🤖 AI Summary
This study investigates the stability of parameter directions during fine-tuning and their relationship to task transferability. Through spectral analysis, the authors find that the dominant singular vectors of pretrained weight matrices remain highly stable across fine-tuning and are shared across diverse tasks, suggesting that pretraining establishes a reusable spectral basis. Building on this observation, the work provides the first systematic evidence that these stable spectral directions encode transferable task structure and proposes an efficient fine-tuning method that optimizes only a small subset of spectral coefficients. Experiments on the GLUE benchmark demonstrate that updating as little as 0.2% of parameters yields competitive performance, confirming both the reusability of the spectral basis and the positive impact of pretraining scale on geometric transferability.
📝 Abstract
Finetuning pretrained models occurs in a low-dimensional subspace of the full parameter space.

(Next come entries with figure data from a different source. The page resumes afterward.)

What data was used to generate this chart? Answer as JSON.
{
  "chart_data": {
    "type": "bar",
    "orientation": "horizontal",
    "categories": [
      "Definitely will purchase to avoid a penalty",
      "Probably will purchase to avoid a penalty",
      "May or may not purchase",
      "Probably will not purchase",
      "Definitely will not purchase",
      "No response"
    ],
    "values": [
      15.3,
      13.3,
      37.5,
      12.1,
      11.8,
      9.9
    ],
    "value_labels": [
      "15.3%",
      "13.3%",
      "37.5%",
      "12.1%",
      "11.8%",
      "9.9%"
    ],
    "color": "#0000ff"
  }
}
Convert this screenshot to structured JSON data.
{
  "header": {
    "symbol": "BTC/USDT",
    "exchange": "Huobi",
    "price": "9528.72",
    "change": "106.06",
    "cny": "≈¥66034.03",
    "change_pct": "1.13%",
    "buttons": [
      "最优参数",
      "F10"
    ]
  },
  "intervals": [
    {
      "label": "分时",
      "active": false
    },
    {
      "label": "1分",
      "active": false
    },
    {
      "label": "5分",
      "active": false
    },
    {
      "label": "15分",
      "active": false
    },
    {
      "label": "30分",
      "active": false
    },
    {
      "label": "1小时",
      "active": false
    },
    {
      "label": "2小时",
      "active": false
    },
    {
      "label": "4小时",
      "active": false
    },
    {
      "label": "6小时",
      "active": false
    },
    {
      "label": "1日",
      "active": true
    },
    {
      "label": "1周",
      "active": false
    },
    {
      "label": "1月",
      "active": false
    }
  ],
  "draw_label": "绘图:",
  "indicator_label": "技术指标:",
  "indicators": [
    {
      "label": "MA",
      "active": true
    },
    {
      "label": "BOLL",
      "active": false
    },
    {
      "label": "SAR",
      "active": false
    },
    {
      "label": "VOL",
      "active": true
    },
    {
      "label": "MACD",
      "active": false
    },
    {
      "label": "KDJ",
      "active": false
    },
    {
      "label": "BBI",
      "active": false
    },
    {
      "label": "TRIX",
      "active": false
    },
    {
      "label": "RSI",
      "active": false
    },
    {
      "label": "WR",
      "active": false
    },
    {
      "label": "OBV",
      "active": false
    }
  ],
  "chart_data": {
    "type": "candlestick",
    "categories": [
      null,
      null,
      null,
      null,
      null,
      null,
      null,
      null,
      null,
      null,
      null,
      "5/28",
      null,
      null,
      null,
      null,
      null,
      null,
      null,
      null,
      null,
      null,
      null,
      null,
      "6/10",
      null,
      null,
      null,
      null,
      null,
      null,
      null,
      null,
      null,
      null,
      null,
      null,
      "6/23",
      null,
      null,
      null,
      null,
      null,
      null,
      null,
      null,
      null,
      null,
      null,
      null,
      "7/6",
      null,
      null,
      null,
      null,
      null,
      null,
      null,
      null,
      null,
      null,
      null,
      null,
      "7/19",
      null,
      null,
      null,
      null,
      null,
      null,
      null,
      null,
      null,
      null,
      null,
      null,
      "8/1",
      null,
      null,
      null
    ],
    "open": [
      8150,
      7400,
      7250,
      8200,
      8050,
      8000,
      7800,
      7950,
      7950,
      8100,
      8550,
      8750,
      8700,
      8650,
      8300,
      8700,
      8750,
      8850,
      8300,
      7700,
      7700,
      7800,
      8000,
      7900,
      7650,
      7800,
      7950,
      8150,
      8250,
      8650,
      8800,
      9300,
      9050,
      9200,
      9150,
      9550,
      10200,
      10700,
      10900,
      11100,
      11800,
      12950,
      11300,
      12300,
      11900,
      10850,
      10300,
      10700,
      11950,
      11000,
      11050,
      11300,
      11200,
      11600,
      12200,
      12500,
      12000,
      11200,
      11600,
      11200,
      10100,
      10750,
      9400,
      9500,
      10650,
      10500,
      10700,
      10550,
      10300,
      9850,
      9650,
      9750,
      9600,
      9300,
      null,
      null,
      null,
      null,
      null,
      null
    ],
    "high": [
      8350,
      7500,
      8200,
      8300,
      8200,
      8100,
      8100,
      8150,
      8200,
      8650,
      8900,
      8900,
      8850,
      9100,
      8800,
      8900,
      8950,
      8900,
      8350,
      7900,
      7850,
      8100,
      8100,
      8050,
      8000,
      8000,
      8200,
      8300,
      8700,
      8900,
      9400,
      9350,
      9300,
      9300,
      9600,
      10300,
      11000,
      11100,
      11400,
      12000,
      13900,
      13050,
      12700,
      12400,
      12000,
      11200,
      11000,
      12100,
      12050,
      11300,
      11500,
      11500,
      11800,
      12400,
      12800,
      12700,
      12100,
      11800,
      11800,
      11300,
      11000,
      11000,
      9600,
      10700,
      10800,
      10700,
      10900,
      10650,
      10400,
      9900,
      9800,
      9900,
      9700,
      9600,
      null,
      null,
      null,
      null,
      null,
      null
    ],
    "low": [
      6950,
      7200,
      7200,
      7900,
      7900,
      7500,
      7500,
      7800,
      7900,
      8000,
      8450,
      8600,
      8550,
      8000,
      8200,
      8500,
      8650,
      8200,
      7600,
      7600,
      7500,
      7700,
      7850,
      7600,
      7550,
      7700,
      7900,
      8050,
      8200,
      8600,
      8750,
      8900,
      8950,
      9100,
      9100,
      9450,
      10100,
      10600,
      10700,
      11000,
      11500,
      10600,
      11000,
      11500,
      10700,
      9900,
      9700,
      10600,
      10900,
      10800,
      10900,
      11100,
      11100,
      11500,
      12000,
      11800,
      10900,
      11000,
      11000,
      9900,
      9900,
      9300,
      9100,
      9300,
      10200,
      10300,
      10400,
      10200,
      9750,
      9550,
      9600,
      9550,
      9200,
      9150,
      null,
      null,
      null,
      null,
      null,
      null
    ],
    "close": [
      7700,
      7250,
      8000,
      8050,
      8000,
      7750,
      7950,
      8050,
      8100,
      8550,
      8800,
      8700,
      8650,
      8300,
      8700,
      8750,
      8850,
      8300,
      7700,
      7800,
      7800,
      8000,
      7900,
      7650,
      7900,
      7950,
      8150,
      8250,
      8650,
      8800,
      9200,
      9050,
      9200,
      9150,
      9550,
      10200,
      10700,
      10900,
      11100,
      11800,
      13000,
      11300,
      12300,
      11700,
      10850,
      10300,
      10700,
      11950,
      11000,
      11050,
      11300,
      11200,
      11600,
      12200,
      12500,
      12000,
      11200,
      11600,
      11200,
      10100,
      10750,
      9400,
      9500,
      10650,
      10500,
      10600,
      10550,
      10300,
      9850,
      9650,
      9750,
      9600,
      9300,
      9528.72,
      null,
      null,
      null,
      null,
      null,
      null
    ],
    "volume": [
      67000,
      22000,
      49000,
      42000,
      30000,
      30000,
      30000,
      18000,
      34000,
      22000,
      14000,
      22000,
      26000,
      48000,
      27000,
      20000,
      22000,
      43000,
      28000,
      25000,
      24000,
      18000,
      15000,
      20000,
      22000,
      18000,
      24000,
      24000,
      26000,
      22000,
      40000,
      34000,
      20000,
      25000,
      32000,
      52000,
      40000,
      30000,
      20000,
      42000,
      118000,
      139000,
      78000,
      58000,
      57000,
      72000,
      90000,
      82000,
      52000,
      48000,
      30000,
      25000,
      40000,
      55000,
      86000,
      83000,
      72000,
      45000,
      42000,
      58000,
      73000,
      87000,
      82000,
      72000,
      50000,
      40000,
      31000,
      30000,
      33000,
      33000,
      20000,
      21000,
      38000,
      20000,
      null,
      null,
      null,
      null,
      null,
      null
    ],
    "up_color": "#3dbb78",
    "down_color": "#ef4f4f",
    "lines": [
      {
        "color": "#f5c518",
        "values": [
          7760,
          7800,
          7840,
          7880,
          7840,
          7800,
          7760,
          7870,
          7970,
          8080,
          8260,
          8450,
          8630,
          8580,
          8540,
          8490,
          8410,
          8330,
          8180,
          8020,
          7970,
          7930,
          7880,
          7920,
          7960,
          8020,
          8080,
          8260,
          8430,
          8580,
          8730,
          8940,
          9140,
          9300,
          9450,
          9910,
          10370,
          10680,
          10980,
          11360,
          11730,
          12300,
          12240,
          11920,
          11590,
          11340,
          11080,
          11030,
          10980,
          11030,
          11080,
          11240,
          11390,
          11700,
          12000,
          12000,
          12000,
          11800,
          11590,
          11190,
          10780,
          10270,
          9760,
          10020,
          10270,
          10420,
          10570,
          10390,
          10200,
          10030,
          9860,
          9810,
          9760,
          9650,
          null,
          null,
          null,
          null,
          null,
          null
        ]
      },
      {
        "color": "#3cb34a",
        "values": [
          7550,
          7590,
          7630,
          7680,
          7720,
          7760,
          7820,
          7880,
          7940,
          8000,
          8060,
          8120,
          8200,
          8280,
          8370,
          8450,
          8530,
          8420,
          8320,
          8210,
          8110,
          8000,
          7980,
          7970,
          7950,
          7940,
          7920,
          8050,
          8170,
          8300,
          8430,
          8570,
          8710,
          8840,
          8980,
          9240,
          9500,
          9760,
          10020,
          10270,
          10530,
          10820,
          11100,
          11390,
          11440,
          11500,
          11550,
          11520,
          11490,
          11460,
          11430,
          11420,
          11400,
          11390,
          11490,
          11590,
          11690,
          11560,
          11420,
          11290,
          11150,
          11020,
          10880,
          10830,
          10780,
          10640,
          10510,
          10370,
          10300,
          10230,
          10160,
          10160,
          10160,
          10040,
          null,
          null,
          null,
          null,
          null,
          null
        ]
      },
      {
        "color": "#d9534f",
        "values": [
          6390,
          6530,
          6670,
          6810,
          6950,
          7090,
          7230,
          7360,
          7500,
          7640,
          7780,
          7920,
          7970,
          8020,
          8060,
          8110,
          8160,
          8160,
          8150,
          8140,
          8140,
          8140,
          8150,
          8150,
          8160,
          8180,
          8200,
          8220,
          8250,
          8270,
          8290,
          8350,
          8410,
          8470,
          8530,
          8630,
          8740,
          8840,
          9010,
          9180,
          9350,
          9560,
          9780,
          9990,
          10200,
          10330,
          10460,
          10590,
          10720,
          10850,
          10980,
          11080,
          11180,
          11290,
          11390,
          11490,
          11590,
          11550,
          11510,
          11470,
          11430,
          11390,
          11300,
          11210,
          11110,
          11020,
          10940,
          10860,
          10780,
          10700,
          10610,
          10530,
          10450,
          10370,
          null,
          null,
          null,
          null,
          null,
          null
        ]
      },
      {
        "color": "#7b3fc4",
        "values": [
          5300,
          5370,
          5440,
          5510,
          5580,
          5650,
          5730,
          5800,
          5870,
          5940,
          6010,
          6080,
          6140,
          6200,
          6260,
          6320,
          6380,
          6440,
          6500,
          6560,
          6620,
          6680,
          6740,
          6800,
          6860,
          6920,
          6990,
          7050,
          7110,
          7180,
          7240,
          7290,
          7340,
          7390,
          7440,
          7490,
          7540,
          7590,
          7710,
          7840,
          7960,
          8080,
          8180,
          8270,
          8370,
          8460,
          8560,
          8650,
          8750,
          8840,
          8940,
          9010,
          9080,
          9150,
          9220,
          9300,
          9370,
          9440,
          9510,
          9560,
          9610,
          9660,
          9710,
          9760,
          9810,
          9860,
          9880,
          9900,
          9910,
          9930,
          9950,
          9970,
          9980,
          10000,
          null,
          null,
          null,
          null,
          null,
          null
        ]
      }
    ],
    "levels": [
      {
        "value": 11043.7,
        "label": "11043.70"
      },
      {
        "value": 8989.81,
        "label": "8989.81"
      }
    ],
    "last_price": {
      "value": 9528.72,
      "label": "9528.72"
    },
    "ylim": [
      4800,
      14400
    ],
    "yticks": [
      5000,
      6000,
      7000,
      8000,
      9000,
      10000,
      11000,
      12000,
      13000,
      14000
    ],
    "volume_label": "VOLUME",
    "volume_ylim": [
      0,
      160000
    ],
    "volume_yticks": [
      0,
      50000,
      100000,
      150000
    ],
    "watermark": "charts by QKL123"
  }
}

Prior work has focused on characterizing this optimization subspace, but largely ignored the complementary question: why do certain directions remain unexplored during finetuning? Are these stable directions irrelevant to downstream tasks, or do they already encode task-relevant structure that requires no further adjustment? Answering this question is central to understanding how pretrained knowledge transfers. Through systematic spectral analysis across vision and language models, we show that the leading singular vectors of pretrained weight matrices remain highly stable under finetuning and are shared across unrelated downstream tasks, revealing that pretraining establishes a reusable spectral coordinate system. Models pretrained on larger datasets exhibit greater spectral stability under distribution shift or task change, directly linking pretraining scale to geometric transferability. Motivated by these findings, we propose a parameter-efficient method that freezes pretrained singular vectors and optimizes only leading spectral coefficients, achieving competitive performance on GLUE with 0.2% trainable parameters. Our results reveal that the stable directions encode transferable structure rather than irrelevant noise: successful pretraining discovers spectral bases that downstream tasks inherit and operate within.